Emergency management is not about managing emergencies; it is about not letting emergencies manage us. Too many practitioners assume the disciplined application of the incident command system will restore order, but disasters don’t pay attention to what we say and have relatively little regard for what we do. People, on the other hand, pay attention to both, and they are particularly aware when the two are not in sync with one another.
Communities look to emergency managers not so much to manage the emergency per se — after all the worst is usually over by the time the response begins, but rather to provide them with some assurance that someone knows what’s happening, cares about how it affects them, and is doing something at a minimum to make sure matters do not get any worse. This is where contemporary approaches to emergency management have tended to let us down.
Despite the modesty expressed immediately after an event, such as the cliche: “we’re not heroes, we were just doing our job,” emergency responders tend to take far more credit than they deserve when things go well and have accepted far too little responsibility when they do not. Recognizing that the role of emergency responders is less about responding to the disaster than helping people take care of one another, adapt to the new conditions, and re-norm their communities puts their roles in a different perspective, one that few communities have embraced and many if not most emergency responders are reluctant to accept.
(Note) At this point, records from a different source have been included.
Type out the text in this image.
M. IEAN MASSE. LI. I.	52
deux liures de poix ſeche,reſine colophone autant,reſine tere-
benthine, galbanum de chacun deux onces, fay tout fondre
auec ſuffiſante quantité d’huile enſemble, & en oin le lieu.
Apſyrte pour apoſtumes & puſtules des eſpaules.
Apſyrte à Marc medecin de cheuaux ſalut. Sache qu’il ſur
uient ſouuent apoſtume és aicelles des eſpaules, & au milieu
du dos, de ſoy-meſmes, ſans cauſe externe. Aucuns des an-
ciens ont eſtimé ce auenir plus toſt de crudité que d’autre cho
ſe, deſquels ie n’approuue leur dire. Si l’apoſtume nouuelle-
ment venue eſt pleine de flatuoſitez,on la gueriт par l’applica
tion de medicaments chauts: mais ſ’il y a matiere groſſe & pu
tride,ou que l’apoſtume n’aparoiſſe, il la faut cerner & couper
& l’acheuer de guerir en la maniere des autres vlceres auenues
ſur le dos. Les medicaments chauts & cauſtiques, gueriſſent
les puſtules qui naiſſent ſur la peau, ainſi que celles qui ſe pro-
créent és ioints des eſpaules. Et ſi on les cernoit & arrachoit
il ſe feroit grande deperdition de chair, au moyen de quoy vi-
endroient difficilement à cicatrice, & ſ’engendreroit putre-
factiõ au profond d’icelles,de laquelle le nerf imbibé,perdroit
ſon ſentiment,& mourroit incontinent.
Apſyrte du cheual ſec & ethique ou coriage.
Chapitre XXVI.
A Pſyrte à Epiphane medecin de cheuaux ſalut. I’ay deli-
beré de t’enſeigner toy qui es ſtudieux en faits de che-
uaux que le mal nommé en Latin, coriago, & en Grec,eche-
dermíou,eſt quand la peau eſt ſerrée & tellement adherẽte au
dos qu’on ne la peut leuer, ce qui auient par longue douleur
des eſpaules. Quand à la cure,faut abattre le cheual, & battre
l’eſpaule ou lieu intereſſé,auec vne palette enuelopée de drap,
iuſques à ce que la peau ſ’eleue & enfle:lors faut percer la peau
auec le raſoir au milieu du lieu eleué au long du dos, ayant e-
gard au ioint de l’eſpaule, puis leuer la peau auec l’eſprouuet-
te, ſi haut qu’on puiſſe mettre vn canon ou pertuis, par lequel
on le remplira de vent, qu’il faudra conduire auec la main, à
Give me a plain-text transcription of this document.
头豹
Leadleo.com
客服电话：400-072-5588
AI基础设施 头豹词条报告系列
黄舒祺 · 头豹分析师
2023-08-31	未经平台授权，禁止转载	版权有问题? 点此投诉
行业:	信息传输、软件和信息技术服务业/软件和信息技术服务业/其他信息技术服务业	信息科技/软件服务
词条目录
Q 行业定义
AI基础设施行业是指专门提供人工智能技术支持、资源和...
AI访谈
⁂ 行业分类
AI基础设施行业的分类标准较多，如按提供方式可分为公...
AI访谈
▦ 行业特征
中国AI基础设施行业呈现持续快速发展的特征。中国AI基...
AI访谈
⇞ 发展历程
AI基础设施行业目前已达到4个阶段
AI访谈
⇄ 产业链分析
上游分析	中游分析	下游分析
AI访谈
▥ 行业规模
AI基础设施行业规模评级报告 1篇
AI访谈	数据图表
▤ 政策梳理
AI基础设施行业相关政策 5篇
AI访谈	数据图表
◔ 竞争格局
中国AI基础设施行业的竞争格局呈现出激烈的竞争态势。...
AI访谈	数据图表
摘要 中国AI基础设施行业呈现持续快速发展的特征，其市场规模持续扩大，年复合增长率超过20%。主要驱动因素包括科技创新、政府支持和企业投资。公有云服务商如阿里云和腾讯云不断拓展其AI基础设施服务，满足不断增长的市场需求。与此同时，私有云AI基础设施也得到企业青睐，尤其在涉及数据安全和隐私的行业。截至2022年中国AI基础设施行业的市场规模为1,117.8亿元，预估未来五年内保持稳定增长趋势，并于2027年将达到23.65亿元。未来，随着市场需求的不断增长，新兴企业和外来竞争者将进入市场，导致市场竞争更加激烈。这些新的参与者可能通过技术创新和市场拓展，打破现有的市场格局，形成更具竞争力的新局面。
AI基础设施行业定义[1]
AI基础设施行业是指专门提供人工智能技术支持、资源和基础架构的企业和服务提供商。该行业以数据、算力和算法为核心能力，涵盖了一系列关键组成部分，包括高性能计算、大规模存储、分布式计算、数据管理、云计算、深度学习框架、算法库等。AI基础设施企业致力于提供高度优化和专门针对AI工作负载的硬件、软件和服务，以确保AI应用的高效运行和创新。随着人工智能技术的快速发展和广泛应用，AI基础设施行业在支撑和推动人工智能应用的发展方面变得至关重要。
Not too long ago, before homeland security emerged alongside emergency management as the label for what these agencies do, we referred to such programs as “civil defense.” The whole concept of civil defense accepted that nuclear war, the hazard du jour of the Cold War, would overwhelm (if not annihilate) communities and their local response capabilities. As such, communities needed a system of preparedness that would allow survivors to regroup, re-norm, and re-establish their communities in the aftermath of such horror.
It may be evidence of apathy or perhaps hubris, but today, despite evidence that events falling far short of nuclear armageddon completely overwhelm our response capabilities, we cling to the notion that government, not the community, has the primary responsibility for putting things right. Civil defense, properly understood, perhaps expresses the idea better than emergency management: Emergency managers’ first and most important goal is to defend civil order by demonstrating that the physical violence accompanying an event has neither disturbed nor destroyed the capacity of the society to adapt and renew itself. We can do this best by working with communities to develop and deploy social capital.